Szenario „Trend“ für die Alpen bis zum Jahr 2035
Werner Bätzing umreißt 2015 sein Szenario zur Entwicklung der Alpen für den Zeitraum der 20 Jahre bis 2035 mit Hilfe folgender Schlüsselfaktoren: Erreichbarkeit, Landwirtschaft, Industrie, Tourismus, Alpenstädte, ubiquitäre Arbeitsplätze, Wasserkraft/Energie, Natur/Umwelt, Klimawandel, Gesellschaft und Kultur, Entwicklung der Einwohnerzahlen. Und schreibt:
„Erreichbarkeit (2035): Die derzeit in Bau befindlichen Hochgeschwindigkeitsstrecken der Eisenbahn über Gotthard, Brenner, Frejus sowie zwischen Wien und Klagenfurt sind fertiggestellt, und sehr wahrscheinlich sind weitere Strecken gebaut worden. Damit liegen alle größeren Alpenstädte jetzt an einer solchen Strecke, wodurch sich die Entfernungen zwischen ihnen und den außeralpinen Metropolen noch einmal deutlich verringern.
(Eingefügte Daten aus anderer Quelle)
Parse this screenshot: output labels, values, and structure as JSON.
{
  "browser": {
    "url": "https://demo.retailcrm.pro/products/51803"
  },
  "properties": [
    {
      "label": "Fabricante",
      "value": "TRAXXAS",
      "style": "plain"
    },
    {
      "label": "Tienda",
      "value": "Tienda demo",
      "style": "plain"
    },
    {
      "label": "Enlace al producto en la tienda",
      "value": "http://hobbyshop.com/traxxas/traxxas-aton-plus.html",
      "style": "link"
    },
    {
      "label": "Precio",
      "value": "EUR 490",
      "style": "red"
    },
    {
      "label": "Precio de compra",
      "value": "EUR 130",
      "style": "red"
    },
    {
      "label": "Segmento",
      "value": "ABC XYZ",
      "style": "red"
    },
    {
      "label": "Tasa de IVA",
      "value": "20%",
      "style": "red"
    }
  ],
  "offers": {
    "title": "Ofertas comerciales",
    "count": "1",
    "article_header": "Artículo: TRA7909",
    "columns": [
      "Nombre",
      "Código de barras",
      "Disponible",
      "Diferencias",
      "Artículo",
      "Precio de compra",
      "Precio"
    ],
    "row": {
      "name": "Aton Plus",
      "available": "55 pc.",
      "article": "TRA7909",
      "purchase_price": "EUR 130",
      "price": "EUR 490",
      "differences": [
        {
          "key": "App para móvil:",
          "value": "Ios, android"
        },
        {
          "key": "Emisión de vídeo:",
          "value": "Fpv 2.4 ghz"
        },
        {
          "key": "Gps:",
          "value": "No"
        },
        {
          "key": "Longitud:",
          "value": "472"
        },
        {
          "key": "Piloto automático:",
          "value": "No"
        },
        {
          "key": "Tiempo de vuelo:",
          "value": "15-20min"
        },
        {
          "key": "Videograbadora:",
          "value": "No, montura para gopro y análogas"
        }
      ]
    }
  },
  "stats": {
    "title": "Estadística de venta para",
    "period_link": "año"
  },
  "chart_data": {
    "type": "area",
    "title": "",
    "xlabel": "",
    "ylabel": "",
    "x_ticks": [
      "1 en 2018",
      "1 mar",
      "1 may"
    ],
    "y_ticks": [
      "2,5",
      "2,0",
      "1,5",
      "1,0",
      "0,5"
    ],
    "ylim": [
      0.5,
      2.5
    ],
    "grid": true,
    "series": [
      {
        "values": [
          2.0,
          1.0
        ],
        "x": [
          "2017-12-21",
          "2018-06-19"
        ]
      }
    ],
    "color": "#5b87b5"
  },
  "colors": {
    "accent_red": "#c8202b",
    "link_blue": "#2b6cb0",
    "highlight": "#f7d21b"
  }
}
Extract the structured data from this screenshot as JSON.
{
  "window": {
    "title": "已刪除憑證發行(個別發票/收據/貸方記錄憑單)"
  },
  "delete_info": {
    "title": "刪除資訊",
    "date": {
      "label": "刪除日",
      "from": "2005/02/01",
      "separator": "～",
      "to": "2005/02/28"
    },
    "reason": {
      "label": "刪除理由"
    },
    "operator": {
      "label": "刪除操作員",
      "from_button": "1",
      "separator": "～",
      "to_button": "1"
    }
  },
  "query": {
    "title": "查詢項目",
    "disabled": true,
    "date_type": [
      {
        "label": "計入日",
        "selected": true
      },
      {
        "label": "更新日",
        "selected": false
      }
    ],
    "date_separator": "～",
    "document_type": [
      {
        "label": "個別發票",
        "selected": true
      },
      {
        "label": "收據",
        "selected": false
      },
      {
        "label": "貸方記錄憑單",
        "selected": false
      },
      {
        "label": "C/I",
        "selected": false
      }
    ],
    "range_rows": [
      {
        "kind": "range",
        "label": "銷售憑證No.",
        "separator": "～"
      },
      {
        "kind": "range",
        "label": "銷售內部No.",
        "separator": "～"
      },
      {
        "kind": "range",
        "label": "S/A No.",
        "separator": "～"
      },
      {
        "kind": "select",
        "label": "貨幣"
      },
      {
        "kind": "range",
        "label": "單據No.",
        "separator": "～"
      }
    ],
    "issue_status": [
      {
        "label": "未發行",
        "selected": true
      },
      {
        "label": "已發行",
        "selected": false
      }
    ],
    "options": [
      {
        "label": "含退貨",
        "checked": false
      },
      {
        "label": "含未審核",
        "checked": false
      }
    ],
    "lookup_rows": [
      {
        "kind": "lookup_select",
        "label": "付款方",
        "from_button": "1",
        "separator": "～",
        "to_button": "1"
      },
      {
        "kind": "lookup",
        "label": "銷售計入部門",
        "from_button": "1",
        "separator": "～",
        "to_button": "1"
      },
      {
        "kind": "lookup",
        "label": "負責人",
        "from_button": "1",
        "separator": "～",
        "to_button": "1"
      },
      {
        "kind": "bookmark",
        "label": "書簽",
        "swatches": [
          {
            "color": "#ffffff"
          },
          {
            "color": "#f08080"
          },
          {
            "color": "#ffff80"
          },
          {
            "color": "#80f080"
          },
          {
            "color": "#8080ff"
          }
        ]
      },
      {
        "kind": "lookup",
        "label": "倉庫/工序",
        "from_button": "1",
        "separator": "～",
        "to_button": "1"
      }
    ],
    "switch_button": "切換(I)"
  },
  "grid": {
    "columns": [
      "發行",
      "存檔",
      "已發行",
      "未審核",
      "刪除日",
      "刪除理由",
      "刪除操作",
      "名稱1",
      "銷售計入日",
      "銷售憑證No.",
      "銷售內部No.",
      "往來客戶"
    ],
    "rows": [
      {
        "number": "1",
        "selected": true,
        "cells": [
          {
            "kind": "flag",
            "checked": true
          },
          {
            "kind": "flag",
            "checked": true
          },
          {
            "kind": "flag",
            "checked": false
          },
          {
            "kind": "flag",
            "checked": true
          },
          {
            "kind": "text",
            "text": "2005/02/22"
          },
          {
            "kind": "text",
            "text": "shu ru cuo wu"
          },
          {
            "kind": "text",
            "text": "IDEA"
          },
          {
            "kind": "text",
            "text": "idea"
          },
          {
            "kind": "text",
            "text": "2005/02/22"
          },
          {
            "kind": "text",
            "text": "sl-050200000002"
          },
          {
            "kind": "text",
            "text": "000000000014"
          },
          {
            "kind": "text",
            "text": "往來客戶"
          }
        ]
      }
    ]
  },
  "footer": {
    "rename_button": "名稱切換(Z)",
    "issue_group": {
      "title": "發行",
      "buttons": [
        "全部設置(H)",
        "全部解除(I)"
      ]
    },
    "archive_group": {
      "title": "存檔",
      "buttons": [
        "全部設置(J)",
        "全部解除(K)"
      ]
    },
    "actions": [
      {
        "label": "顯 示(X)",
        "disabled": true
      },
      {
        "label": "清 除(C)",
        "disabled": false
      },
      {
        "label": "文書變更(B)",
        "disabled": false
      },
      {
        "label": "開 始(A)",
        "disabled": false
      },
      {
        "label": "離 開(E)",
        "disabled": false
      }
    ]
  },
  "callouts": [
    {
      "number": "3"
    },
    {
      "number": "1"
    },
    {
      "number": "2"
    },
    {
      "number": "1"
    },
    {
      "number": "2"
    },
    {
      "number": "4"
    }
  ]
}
Landwirtschaft: Die Zahl der landwirtschaftlichen Betriebe wird weiter stark zurückgehen. Die Betriebe in den inneralpinen Trockenzonen bleiben konstant, und die in tiefen Tal- und Beckenlagen gehen aufgrund der Ausweisung der Siedlungs- und Verkehrsflächen und beim Generationenwechsel zurück, während die Betriebe in ungünstigen Lagen und im eigentlichen Gebirgsraum fast vollständig verschwinden.
Industrie: Die Zahl der Industriebetriebe im Alpenraum geht weiterhin wegen der peripheren Lage zurück; allerdings bleibt dieser Wirtschaftssektor weiterhin für die Tallagen der Alpen von erheblicher Bedeutung.
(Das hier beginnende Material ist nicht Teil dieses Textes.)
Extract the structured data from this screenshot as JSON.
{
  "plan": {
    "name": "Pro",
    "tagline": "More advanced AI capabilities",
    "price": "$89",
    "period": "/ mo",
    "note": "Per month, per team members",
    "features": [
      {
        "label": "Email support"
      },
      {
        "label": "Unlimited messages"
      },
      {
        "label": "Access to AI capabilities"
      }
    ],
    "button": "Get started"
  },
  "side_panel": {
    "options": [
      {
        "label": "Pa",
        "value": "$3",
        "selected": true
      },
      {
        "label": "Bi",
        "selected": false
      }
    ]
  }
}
Tourismus: Das Nächtigungsvolumen des alpinen Tourismus liegt 2035 ähnlich hoch wie heute, allerdings konzentrieren sich die Übernachtungen relativ stark auf die 300 größten Tourismuszentren. Viele mittlere Tourismusgemeinden erleiden große Verluste, und die meisten der kleinen Tourismusgemeinden sind 2035 längst vom Markt verschwunden.
Alpenstädte: Das Wachstum der Alpenstädte setzt sich unvermindert fort. Der Prozess der Vervorstädterung zahlreicher Alpenstädte beschleunigt sich gleichzeitig. Die größten Alpenstädte bleiben bis 2035 zwar noch eigenständig, werden aber immer stärker mit den Metropolen am Alpenrand verflochten.
Ubiquitäre Arbeitsplätze: Die ubiquitären Arbeitsplätze wachsen in den verstädterten Alpenregionen und entlang der Transitlinien weiterhin stark.
Wasserkraft/Energie: Wegen des hohen Energiebedarfes in den europäischen Metropolen wird die Wasserkraft im Alpenraum weiterhin ausgebaut, und parallel entstehen große Windkraft- und Solaranlagen.
Naturschutz: Bis 2035 werden weitere große Flächen unter Schutz gestellt; dabei werden Naturschutzgebiete immer wichtiger für eine umwelt- und sozialverträgliche Stärkung von regionalen Wirtschaftspotentialen.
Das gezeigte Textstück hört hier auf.